A- O presente recurso tem como objetivo a matéria de Direito do despacho proferido com a refª. ...86 de 15/02/2021, 1ª parte, e que foi confirmada pelo acórdão proferido em Recurso nº 298/14…, o qual manteve o indeferimento da questão prévia de revogação da sentença que decretou o arresto do imóvel penhorado na presente execução, com a justificativa de que os direitos do recorrente foram assegurados através de sua citação no processo executivo;

B- O despacho recorrido foi proferido num processo de Execução por Custas;

C- O Recorrente foi citado, na qualidade de Cônjuge da executada AA para, querendo, no prazo de 20 dias, deduzir oposição à execução mediante embargos e/ou à penhora, sem prejuízo de poder também requerer a separação de bens ou juntar certidão da pendência de outro processo em que aquela separação já tenha sido requerida, quando a penhora recaia sobre bens comuns do casal, sob pena de a execução contra o seu cônjuge prosseguir nos bens penhorados.

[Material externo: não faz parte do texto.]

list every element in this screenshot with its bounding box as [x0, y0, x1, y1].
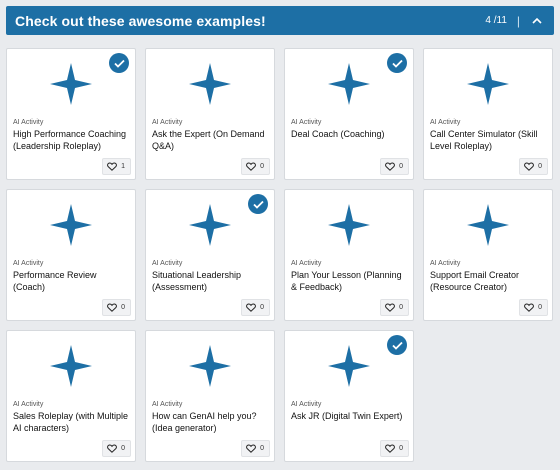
activity-card[interactable]: AI Activity High Performance Coaching (Le… — [6, 48, 136, 180]
activity-title: Ask JR (Digital Twin Expert) — [291, 411, 403, 421]
activity-card[interactable]: AI Activity Ask the Expert (On Demand Q&A… — [145, 48, 275, 180]
like-count: 0 — [260, 445, 264, 452]
like-count: 0 — [121, 304, 125, 311]
like-button[interactable]: 0 — [519, 299, 548, 316]
activity-card[interactable]: AI Activity Sales Roleplay (with Multiple… — [6, 330, 136, 462]
activity-card[interactable]: AI Activity Call Center Simulator (Skill … — [423, 48, 553, 180]
four-point-star-icon — [328, 345, 370, 387]
activity-type: AI Activity — [13, 401, 44, 408]
like-count: 0 — [538, 163, 542, 170]
four-point-star-icon — [189, 204, 231, 246]
four-point-star-icon — [50, 345, 92, 387]
four-point-star-icon — [50, 63, 92, 105]
check-circle-icon — [387, 335, 407, 355]
activity-title: Ask the Expert (On Demand Q&A) — [152, 129, 265, 151]
heart-icon — [246, 444, 257, 453]
four-point-star-icon — [328, 63, 370, 105]
activity-type: AI Activity — [152, 119, 183, 126]
like-button[interactable]: 0 — [102, 440, 131, 457]
like-count: 0 — [538, 304, 542, 311]
like-button[interactable]: 1 — [102, 158, 131, 175]
activity-title: Sales Roleplay (with Multiple AI charact… — [13, 411, 129, 433]
four-point-star-icon — [467, 204, 509, 246]
activity-type: AI Activity — [291, 119, 322, 126]
activity-title: Call Center Simulator (Skill Level Rolep… — [430, 129, 538, 151]
like-button[interactable]: 0 — [380, 299, 409, 316]
activity-type: AI Activity — [291, 260, 322, 267]
activity-title: Performance Review (Coach) — [13, 270, 97, 292]
activity-type: AI Activity — [291, 401, 322, 408]
like-count: 0 — [260, 304, 264, 311]
activity-card[interactable]: AI Activity Ask JR (Digital Twin Expert) 0 — [284, 330, 414, 462]
like-count: 0 — [399, 163, 403, 170]
heart-icon — [524, 303, 535, 312]
header-divider: | — [516, 13, 520, 28]
heart-icon — [246, 162, 257, 171]
like-count: 0 — [399, 445, 403, 452]
four-point-star-icon — [328, 204, 370, 246]
heart-icon — [107, 162, 118, 171]
activity-type: AI Activity — [13, 119, 44, 126]
activity-card[interactable]: AI Activity Performance Review (Coach) 0 — [6, 189, 136, 321]
examples-header: Check out these awesome examples! 4 /11 … — [6, 6, 554, 35]
like-button[interactable]: 0 — [241, 299, 270, 316]
activity-card[interactable]: AI Activity Support Email Creator (Resour… — [423, 189, 553, 321]
like-button[interactable]: 0 — [519, 158, 548, 175]
heart-icon — [385, 444, 396, 453]
activity-type: AI Activity — [13, 260, 44, 267]
activity-type: AI Activity — [430, 119, 461, 126]
activity-card[interactable]: AI Activity Plan Your Lesson (Planning & … — [284, 189, 414, 321]
like-count: 1 — [121, 163, 125, 170]
like-button[interactable]: 0 — [241, 158, 270, 175]
heart-icon — [246, 303, 257, 312]
like-count: 0 — [399, 304, 403, 311]
like-button[interactable]: 0 — [380, 440, 409, 457]
activity-title: How can GenAI help you? (Idea generator) — [152, 411, 257, 433]
activity-title: Situational Leadership (Assessment) — [152, 270, 242, 292]
activity-card[interactable]: AI Activity How can GenAI help you? (Idea… — [145, 330, 275, 462]
activity-title: High Performance Coaching (Leadership Ro… — [13, 129, 127, 151]
collapse-button[interactable] — [530, 14, 544, 28]
four-point-star-icon — [189, 63, 231, 105]
four-point-star-icon — [189, 345, 231, 387]
activity-title: Support Email Creator (Resource Creator) — [430, 270, 520, 292]
activity-title: Deal Coach (Coaching) — [291, 129, 385, 139]
activity-type: AI Activity — [430, 260, 461, 267]
activity-title: Plan Your Lesson (Planning & Feedback) — [291, 270, 402, 292]
heart-icon — [524, 162, 535, 171]
four-point-star-icon — [50, 204, 92, 246]
like-button[interactable]: 0 — [102, 299, 131, 316]
activity-type: AI Activity — [152, 260, 183, 267]
activity-type: AI Activity — [152, 401, 183, 408]
activity-card[interactable]: AI Activity Situational Leadership (Asses… — [145, 189, 275, 321]
like-count: 0 — [260, 163, 264, 170]
heart-icon — [107, 303, 118, 312]
four-point-star-icon — [467, 63, 509, 105]
section-title: Check out these awesome examples! — [15, 12, 266, 29]
check-circle-icon — [248, 194, 268, 214]
check-circle-icon — [387, 53, 407, 73]
heart-icon — [385, 162, 396, 171]
heart-icon — [385, 303, 396, 312]
like-button[interactable]: 0 — [380, 158, 409, 175]
activity-card[interactable]: AI Activity Deal Coach (Coaching) 0 — [284, 48, 414, 180]
chevron-up-icon — [532, 17, 542, 24]
page-counter: 4 /11 — [485, 15, 507, 26]
heart-icon — [107, 444, 118, 453]
like-count: 0 — [121, 445, 125, 452]
like-button[interactable]: 0 — [241, 440, 270, 457]
check-circle-icon — [109, 53, 129, 73]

D- Todavia, em requerimento com a refª. ...36 de 15/07/2020, o recorrente invoca questões supervenientes que não só justificam, mas demonstram a nulidade do arresto pela ausência de notificação do ora Apelante.

E- Isto porque, a sentença que decretou o arresto do imóvel penhorado na presente execução padece de nulidade grave, ante a ausência de citação do Recorrente.

Termos em que, ex positis, e nos demais de direito, que Vossas Exas. mui doutamente melhor suprirão, deve o presente recurso extraordinário de revisão ser considerado procedente e, por via dele, decretar a revogação do arresto que incidiu sobre IMÓVEL de propriedade comum do casal e não próprio da Executada, uma vez que a decisão que decretou o arresto padece de nulidade em virtude da audiência de citação do Apelante.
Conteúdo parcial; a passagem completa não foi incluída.